The Archer and Perplexity: Diving into LLM evaluation metrics — The measure of perplexity

LLMs are everywhere — They are only going to get larger from here. The efficiency, the potential, and the possibilities are infinite. I know it, you know it, and so do all the Silicon Valley and almost every other tech startup. But with this new technology comes new terms, new ways to evaluate, and new numbers to calculate.
I am looking to explore and simplify the metrics that we can use to evaluate any LLM as we build new projects, agents, workflows….. and infinite other things.
Let’s start from the beginning.
The metrics for language modelling and much of the data science that we do are rooted in a lot of different statistical theories. As we look back, theories and formulae from the 1950s were foundational in a lot of stuff that we do that. One of such was the metric Perplexity, which is rooted in information theory and early statistical language modelling. It has not been tied (as far as I know) to a specific publication, but has been a part of language modelling since its inception in the 1990s.
With perplexity, we intend to measure the element of surprise the LLM had in predicting the word. At first glance, perplexity seems like a measure of confidence. However, it is a measure of how confident the model is in predicting the correct word. It goes beyond simple word-by-word comparisons, which miss deeper understanding, by evaluating how well the model predicts what’s actually correct — and how confidently it does so.
It is only fitting that the performance tests of LLMs would start with this metric, and it only gets better from here.

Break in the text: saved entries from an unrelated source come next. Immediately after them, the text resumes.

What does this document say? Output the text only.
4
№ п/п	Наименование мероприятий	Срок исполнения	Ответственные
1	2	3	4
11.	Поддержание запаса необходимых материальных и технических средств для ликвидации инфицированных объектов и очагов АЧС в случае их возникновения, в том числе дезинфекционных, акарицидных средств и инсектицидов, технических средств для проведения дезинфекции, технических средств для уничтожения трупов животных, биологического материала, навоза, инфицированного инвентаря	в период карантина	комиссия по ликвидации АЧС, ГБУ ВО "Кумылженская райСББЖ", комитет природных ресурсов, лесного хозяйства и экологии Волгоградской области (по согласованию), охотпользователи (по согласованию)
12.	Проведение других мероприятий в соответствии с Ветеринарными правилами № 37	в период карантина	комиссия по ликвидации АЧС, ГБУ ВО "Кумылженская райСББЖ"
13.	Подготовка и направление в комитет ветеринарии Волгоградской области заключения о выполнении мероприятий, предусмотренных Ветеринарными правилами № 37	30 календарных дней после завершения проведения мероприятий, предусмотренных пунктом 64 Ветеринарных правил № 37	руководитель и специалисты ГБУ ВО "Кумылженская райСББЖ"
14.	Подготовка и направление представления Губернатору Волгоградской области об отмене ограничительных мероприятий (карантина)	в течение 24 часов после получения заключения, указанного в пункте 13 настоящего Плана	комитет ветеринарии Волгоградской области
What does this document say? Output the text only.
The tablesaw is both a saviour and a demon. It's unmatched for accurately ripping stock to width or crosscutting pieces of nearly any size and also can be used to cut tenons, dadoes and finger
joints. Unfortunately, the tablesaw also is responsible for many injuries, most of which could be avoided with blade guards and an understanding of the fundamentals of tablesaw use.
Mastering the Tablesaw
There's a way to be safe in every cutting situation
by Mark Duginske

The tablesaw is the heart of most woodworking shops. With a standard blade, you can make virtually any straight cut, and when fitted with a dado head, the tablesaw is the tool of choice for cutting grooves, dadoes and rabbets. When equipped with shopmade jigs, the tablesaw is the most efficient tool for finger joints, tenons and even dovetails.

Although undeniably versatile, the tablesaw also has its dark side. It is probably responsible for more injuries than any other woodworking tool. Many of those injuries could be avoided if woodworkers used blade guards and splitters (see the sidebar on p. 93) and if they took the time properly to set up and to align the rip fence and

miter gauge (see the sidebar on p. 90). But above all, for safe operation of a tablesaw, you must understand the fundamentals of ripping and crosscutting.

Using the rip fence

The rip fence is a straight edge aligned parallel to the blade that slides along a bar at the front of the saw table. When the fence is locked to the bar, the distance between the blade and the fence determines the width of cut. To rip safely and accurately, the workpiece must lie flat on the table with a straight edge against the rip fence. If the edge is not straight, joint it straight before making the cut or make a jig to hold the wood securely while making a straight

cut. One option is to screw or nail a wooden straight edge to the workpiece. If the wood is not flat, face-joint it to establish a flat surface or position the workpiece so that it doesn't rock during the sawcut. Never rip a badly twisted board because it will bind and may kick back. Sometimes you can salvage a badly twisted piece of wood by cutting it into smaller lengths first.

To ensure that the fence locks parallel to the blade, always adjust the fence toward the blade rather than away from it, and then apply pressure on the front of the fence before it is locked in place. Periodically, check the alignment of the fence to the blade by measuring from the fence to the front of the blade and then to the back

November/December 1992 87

Before we dive into the mathematics, I want to take the analogy of our archer friend. Let's call him Archy. We want to analyze Archy, based on his ability to perform well by hitting the bullseye, but also doing that in different scenarios — rain, pressure, heat, winter, and so on. So we devise a system that:
- If Archy is confident and misses the bullseye- that is bad.
- If Archy shoots confidently and hits the bullseye, great! +10 points.
- If they are unsure and weakly shoot near bullseye- that is meh.
Perplexity evaluates both:
Did you shoot toward the right spot? (Was your prediction aligned with the truth?)
And how confident were you in that shot?
So perplexity is like asking:
“How surprised were you to see the correct word?”
Less surprise = better model.
Mathematically speaking, we calculate the model’s probability of the correct word at each step, take the log (since probabilities are between 0 and 1), average them, then exponentiate the negative of that average to get the final perplexity.

The negative sign helps counteract the fact that the logs of probabilities are negative.
Now let's say the model correctly predicts all the words — then the logarithm of each word would be essentially zero, which then makes the exponent zero, and Perplexity would be 1. Which means that the model is super confident and super precise — GO ARCHY!!!!
But any other uncertainty is going to change the exponent to a value greater than 0, and thus Perplexity greater than one. So for a perplexity of say 1.39, as if the model is choosing between 1.39 equally likely options at each step. Fascinating measure of surprise (reminds me of entropy a bit.)
Pretty straightforward, right?
However, this simplicity comes with limitedness on diversity, and thus the insufficiency of Perplexity as a holistic metric.
Perplexity is a powerful metric for measuring a language model’s ability to predict the exact next token, but it falls short when language generation is more creative or ambiguous. It cannot reward a model for producing different yet valid continuations, nor can it assess whether the output makes sense semantically or factually. As such, perplexity is often inadequate for evaluating tasks like summarization, dialogue, or open-ended generation, where diversity and meaning matter more than token-level accuracy.
Well, we did measure how Archy performed, and he is taking it slow, as he learned about his latest assessment. But right now, this is the end of the article. I am hoping to dive more into other metrics to evaluate LLMs, and hopefully give a detailed approach to when to choose which one, but if you want a grounded starting point for how confident your LLM is in predicting the next word — perplexity is where your journey begins.